Earlier this year, Harold and Freda Mitchell of Como, Miss., both came down with a serious stomach bug. At first, doctors did not know what was wrong, but the gastrointestinal symptoms became so severe that Mrs. Mitchell, 66, was hospitalized for two weeks. Her husband, a manufacturing supervisor, missed 20 days of work.

A local doctor who had worked in a Veterans Affairs hospital recognized the signs of Clostridium difficile, a contagious and potentially deadly bacterium. Although the illness is difficult to track, health officials estimate that in the United States the bacteria cause 350,000 infections each year in hospitals alone, with tens of thousands more occurring in nursing homes. While the majority of cases are found in health care settings, 20 percent or more may occur in the community. The illness kills an estimated 15,000 to 20,000 people annually.

“It’s been the worst thing I’ve ever tried to get through in my life,” said Mrs. Mitchell, who remains weakened by the ordeal. “I really did think I was going to die.”

What is so frightening about C. difficile is that it is often spurred by antibiotics. The drugs wipe out the targeted illness, like a urinary tract or upper respiratory infection, but they also kill off large portions of the healthy bacteria that normally live in the digestive tract. If a person comes into contact with C. difficile, or already has it, the disruption to the beneficial bacteria creates an opportunity for the harmful bacteria to flourish.
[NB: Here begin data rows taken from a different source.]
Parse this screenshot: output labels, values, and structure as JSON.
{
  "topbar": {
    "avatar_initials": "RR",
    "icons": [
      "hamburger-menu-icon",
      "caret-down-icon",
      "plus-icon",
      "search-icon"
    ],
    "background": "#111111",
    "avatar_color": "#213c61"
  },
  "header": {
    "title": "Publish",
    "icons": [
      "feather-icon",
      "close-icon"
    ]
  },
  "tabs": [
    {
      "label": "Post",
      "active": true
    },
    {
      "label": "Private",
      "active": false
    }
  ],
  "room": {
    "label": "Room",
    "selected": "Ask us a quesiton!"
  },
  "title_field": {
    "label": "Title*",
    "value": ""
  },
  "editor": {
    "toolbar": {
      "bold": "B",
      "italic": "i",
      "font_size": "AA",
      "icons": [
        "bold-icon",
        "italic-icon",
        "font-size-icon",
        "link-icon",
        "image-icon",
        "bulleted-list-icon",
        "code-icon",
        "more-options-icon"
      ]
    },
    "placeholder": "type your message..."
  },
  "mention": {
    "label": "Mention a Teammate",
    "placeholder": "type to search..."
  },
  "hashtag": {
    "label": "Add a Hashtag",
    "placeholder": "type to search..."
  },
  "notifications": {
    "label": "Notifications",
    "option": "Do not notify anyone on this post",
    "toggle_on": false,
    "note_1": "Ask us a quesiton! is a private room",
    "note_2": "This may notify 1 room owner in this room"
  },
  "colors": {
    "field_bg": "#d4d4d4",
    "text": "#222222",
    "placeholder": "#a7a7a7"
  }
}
The public health community has been sounding the alarm for years about the overuse of antibiotics and the emergence of “superbugs” — bacteria that have developed immunity to a wide number of antibiotics. But the C. difficile problem shows that the threat is not generalized or hypothetical, but immediate and personal.

“One of the things that we counsel consumers about is to make sure that an antibiotic is really necessary,” said Dr. Dale N. Gerding, an infectious disease specialist at the Stritch School of Medicine at Loyola University in Chicago. “There are many good reasons for taking an antibiotic, but an illness like sinusitis or bronchitis winds up being treated with antibiotics even though it will go away by itself anyway.”
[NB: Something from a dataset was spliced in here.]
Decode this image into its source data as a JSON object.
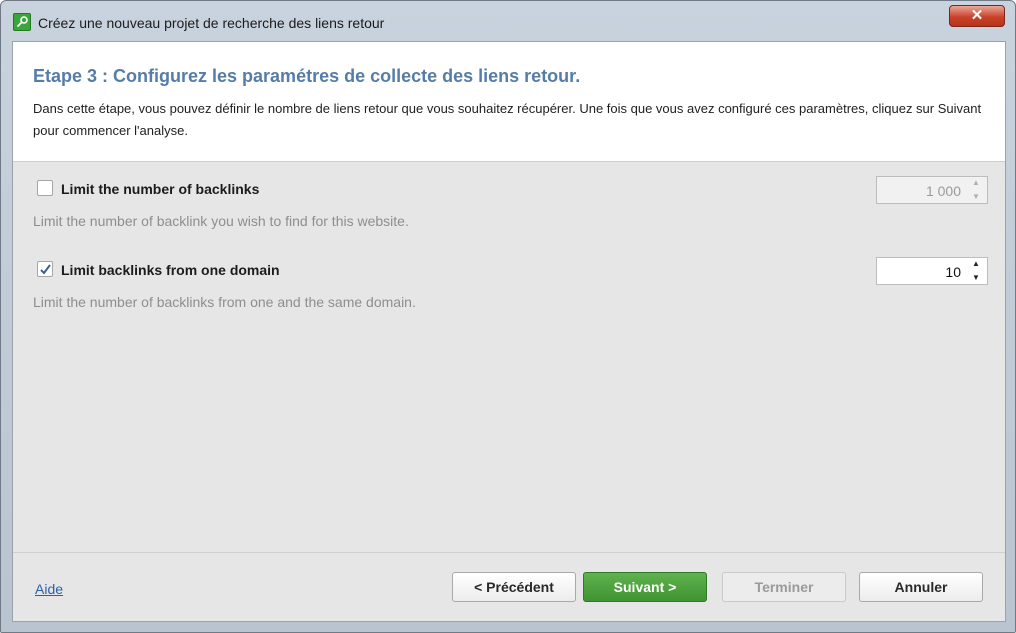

Even appropriate use of antibiotics can put a person at risk. Dr. Gerding said his own adult son came down with a C. difficile infection after taking antibiotics for tonsillitis.

The typical treatment for C. difficile is another course of antibiotics, typically the drug vancomycin. But the situation can quickly turn tragic. The Centers for Disease Control and Prevention has reported on several cases of pregnant and postpartum women who developed life-threatening C. difficile infections after being treated for minor infections. In some instances, a C. difficile infection can be treated only by emergency surgery to remove the patient’s colon. Doctors say many patients report that they continue to suffer from regular bouts of diarrhea even after the infection is gone. About 20 percent of patients with the infection suffer a relapse, and C. difficile support groups have emerged on the Internet.

In the case of the Mitchell family, Mr. Mitchell had been taking antibiotics for another health problem, and the treatment apparently led to his C. difficile infection. Mrs. Mitchell probably contracted the illness from her husband. The spores from C. difficile are hardy, and contaminated surfaces must be scrubbed down with bleach to eradicate the germ. Doctors say Mrs. Mitchell’s illness is unusual because most people are protected by their own bacterial flora and wouldn’t be vulnerable to C. difficile if they had not been taking antibiotics, even after close exposure. The risk of contracting C. difficile outside the health care setting remains low, at about 7 cases per 100,000 people, studies show.

C. difficile is not a new illness, but it appears to be spreading at an alarming rate. The rate of C. difficile infection among hospital patients doubled from 2001 to 2005, according to an April 2008 report from the C.D.C. The rise in C. difficile cases around the world is linked with the growing use of all antibiotics, particularly a class of drugs called fluoroquinolones, which came into widespread use around 2001. The use of acid-suppressing drugs, including proton pump inhibitors like Prilosec, also may be a risk factor, although studies have been contradictory.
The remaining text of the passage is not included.